Salvo cuando una conmoción
extraordinaria da a luz de un tirón
un poema que no permite que le corrijan una
coma, --me sucedió alguna vez bajo impacto
de cierta muerte imposible-- salvo ese caso,
mis poemas se construyen por oleadas, a partir
de una suerte de iluminación, que rescata
de las tinieblas un resquicio en el misterio
que me constituye, o brinda volumen a una inesperada
relación conmovedora con algo que me
rodea o me sucede. Entonces, en una especie
de sueño a ojo abierto, en una sobria
borrachera de imágenes y palabras, la
pluma se vuelve una prolongación del
brazo, del cuerpo y comienza a balbucear sobre
el papel un texto, a menudo informe, mientras
uno, inclinado sobre sí mismo, se observa
escribir, en un extraño desdoblamiento.
Uno escribe a veces gozosa, torrencialmente,
y a veces con la oscura sensación de
andar territorios peligrosos, arrancándose
palabras del silencio y las tinieblas, haciendo
equilibrio sobre el borde mismo de lo absoluto
y la locura. Cuando ese momento concluye uno
encuentra sobre el papel un material recién
nacido, palpitante, retazos palabreros de un
sueño, demasiado empapados todavía
de uno mismo como para juzgarlo, como para
corregirlo.
Aprendí a olvidar prolijamente ese sedimento
rico e informe hasta que se enfría.
Recién entonces lo puedo retomar, y
discriminar con sentido crítico qué palabras,
qué imágenes no perdieron la
conmoción original y siguen vivas. Allí comienza
una otra manera de la creatividad, la verdadera
aventura de construir el poema, suerte de montaje
poético con algo de sueño conducido,
y por herramientas la intuición en una
mano y el oficio en la otra. El objetivo a
lograr es un poema que provoque, por resonancia
una conmoción similar a la de aquella
iluminación primera. Para lograrlo uno
vuelve y vuelve a pulir el texto, afinando
la sonoridad y desbrozando el follaje palabrero
para que, con las palabras más sencillas
resplandezca al trasluz la idea poética,
el descubrimiento a compartir. Un pequeño
ejemplo:
La pesada plancha
y la tijera de sastre / tenían la
forma de las manos de mi padre. / El día
y la noche, el dinero y la miseria / tenían
la forma de las manos de mi padre. / La bronca
y la dicha, el poder y la vergüenza
/ tenían la forma de las manos de
mi padre. / El frío y la sombra, el
llanto y la esperanza / tenían la
forma de las manos de mi padre. / La mesa
y la casa, la risa y la tristeza / tenían
la forma de las manos de mi padre. / Cuando
salí a la calle y me miré las
manos / tenían la forma
de las manos de mi padre.
Mi padre tenía unas hermosas
manos y este poema nació como una simple
evocación poética de su mundo,
a partir de un verso que se me fue imponiendo
por su propia cadencia:
TENÍAN LA FORMA DE LAS MANOS DE
MI PADRE.
Al
ir construyendo el poema se me impuso por su
propio peso y para mi propia sorpresa ese último
par de versos que resignifican todos los demás
y sin los cuales el poema no existe:
CUANDO SALÍ A LA CALLE Y ME MIRÉ LAS MANOS
TENÍAN LA FORMA DE LAS MANOS DE MI PADRE.

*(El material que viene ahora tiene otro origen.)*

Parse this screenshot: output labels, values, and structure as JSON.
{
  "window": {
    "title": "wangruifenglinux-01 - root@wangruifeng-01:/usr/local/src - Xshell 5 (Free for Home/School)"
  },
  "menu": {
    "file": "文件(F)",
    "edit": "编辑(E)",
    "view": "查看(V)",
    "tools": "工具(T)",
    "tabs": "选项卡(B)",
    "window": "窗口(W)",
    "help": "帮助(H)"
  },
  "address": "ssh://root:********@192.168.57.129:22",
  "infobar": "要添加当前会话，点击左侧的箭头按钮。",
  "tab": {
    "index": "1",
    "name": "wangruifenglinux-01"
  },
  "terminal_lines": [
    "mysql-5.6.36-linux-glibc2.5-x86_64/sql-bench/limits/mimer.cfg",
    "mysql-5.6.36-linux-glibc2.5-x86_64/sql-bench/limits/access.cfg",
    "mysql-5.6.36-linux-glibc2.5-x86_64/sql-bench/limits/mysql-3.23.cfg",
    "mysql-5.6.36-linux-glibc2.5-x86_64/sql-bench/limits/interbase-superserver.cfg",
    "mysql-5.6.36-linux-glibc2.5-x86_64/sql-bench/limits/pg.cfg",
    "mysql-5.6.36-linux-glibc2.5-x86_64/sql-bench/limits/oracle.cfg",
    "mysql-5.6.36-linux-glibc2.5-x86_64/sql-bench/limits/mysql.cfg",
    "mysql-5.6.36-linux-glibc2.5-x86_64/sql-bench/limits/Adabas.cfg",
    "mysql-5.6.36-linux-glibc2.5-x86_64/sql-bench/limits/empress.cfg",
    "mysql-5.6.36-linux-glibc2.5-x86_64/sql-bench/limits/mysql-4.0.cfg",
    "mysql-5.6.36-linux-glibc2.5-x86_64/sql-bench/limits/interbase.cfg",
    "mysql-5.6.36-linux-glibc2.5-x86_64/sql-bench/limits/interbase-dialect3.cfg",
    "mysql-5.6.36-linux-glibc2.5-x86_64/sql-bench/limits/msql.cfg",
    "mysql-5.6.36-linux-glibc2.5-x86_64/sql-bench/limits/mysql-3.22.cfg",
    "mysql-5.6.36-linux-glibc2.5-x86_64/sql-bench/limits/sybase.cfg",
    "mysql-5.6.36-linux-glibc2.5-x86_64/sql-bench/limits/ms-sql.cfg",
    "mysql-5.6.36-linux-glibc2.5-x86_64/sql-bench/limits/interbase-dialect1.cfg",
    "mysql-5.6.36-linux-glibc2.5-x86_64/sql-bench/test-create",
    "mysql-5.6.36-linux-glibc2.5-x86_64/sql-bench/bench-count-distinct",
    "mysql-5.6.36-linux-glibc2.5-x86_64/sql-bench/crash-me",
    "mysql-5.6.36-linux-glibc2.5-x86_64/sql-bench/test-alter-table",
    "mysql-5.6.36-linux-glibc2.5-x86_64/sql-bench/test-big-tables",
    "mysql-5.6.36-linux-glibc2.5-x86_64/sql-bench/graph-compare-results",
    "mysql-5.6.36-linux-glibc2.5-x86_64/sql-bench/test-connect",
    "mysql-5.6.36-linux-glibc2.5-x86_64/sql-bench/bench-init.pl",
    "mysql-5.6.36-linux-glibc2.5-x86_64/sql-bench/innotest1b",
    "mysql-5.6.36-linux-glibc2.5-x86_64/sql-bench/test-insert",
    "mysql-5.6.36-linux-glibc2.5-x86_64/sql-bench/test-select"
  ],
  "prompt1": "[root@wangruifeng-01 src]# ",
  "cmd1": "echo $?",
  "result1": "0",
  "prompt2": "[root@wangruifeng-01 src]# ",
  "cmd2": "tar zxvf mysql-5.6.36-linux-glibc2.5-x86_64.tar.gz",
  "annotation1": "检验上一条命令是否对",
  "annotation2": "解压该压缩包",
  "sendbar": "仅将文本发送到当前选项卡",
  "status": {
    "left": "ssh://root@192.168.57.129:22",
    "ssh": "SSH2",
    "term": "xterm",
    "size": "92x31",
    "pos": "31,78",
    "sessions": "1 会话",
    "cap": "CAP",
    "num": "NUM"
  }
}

Yo que tanto quería diferenciarme de él,
que creía haberlo logrado, era puesto
por ese verso frente a un espejo desde el que
yo me miraba con su rostro; un espejo al que
no podía desmentir.
* * *
Mi otra experiencia
con la escritura, tan imposible y no menos
apasionante que hacer poesía es traducirla. Si
escribirla es protagonizar un sueño
a ojo abierto, traducir poesía es intentar traicionarla
honrada, respetuosamente.
¿La Torre de Babel fue una bendición o una maldición? ¿Si
existiese una sola lengua en el mundo nos entenderíamos mejor? Lo dudo.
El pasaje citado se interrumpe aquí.